P. Verluise (P. V) : Comment évaluer le rôle d’Internet dans la mondialisation et l’individualisation de l’information ?
En plein développement, l’âge informationnel se caractérise par une double transformation simultanée et étroitement interactive : l’une, la panmédiatisation, est d’ordre psycho-biologique, l’autre, le multimédia, relève de la technique et de l’économie.
La panmédiatisation
Elle questionne les mutations induites par l’avènement de l’âge informationnel sur l’esprit et le corps humain. En quoi, comment et jusqu’à quel point changeons nous ? En effet, la multiplicité des médias disponibles crée un environnement nouveau qui affecte le sujet humain : le rapport au réel ainsi qu’à son apparence, le rapport au temps et enfin, le rapport à soi et à l’autre. Jusqu’à quel point l’attraction grandissante du monde virtuel influe-t-elle sur la psychè, les comportements l’éducation et l’acquisition du savoir ?
La fabrication d’une nouvelle temporalité permet de disposer d’une chronologie décalée et flexible. Entre l’enregistrement et la consultation d’une information s’intercale un temps différé. Grâce à la « retransmission », au podcast par exemple, l’homme peut croire ou espérer maîtriser la gestion de son temps. En est-il modifié et dans quelle mesure ?
Simultanément, des prothèses s’accolent à son corps, se branchent sur ses sens et vont même jusqu’à le pénétrer. Elle comporte des incidences psychologiques sur la nature de l’ego. Faut-il parler de narcissisme exacerbé par un nouvel avatar, le « blog » ? S’il sort de la massification médiatique, l’être humain est-il rendu à sa liberté intellectuelle ? N’est-ce pas, à l’inverse, l’occasion de s’insérer dans des réseaux nouveaux, tout aussi aliénants ? On constate le renforcement de l’appartenance et parfois de la dépendance à l’égard d’un groupe, fondé sur des croyances, des superstitions, des particularismes, régionalismes et autres communautarismes.
L’essor d’un bien de consommation mondial : le multi-média
Une telle transformation ne pourrait s’incarner et développer ses effets sans le concours d’outils techniques, de vecteurs, toujours plus nombreux, divers, séduisants et performants.
L’emploi de ce terme « médias » tend à devenir obsolète en raison de l’extrême hétérogénéité technique et géographique de ce qu’il recouvre. Presse écrite, radio, télévision, cassette audio, cassette-vidéo, photos numériques, caméra embarquée, fichier MP3, Internet produisent chacun des effets propres et font l’objet d’utilisations très différentes selon les pays, les cultures, les classes sociales et les buts poursuivis par les organisations politico-idéologiques.

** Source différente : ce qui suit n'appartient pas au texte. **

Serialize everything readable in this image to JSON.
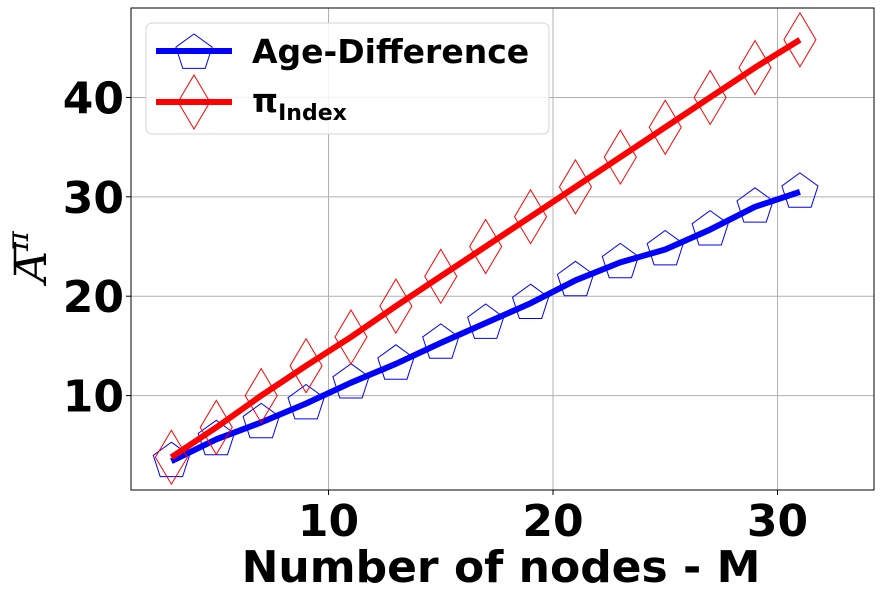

Ce double phénomène est créateur d’un homme différent non pas au sens génétique du terme mais au niveau sensoriel de son appareil perceptif. Quelles en sont exactement les composantes ? Et les incidences prévisibles dans chacun des moments de l’existence des individus et des sociétés, notamment en ce qui touche à l’affrontement, au rapport entre la paix et la guerre ? Un individu mieux informé, plus confiant en soi, serait-il moins agressif ? Ou bien largement désinformé, plus facilement manipulable, devient-il potentiellement plus incertain, imprévisible et dangereux ? Le développement à grande vitesse des plates-formes et des vecteurs de communication loin d’apporter des réponses satisfaisantes relance le questionnement en créant des problèmes supplémentaires.
P. V. : Quel est le rôle spécifique d’Internet dans l’accompagnement de ces mutations ?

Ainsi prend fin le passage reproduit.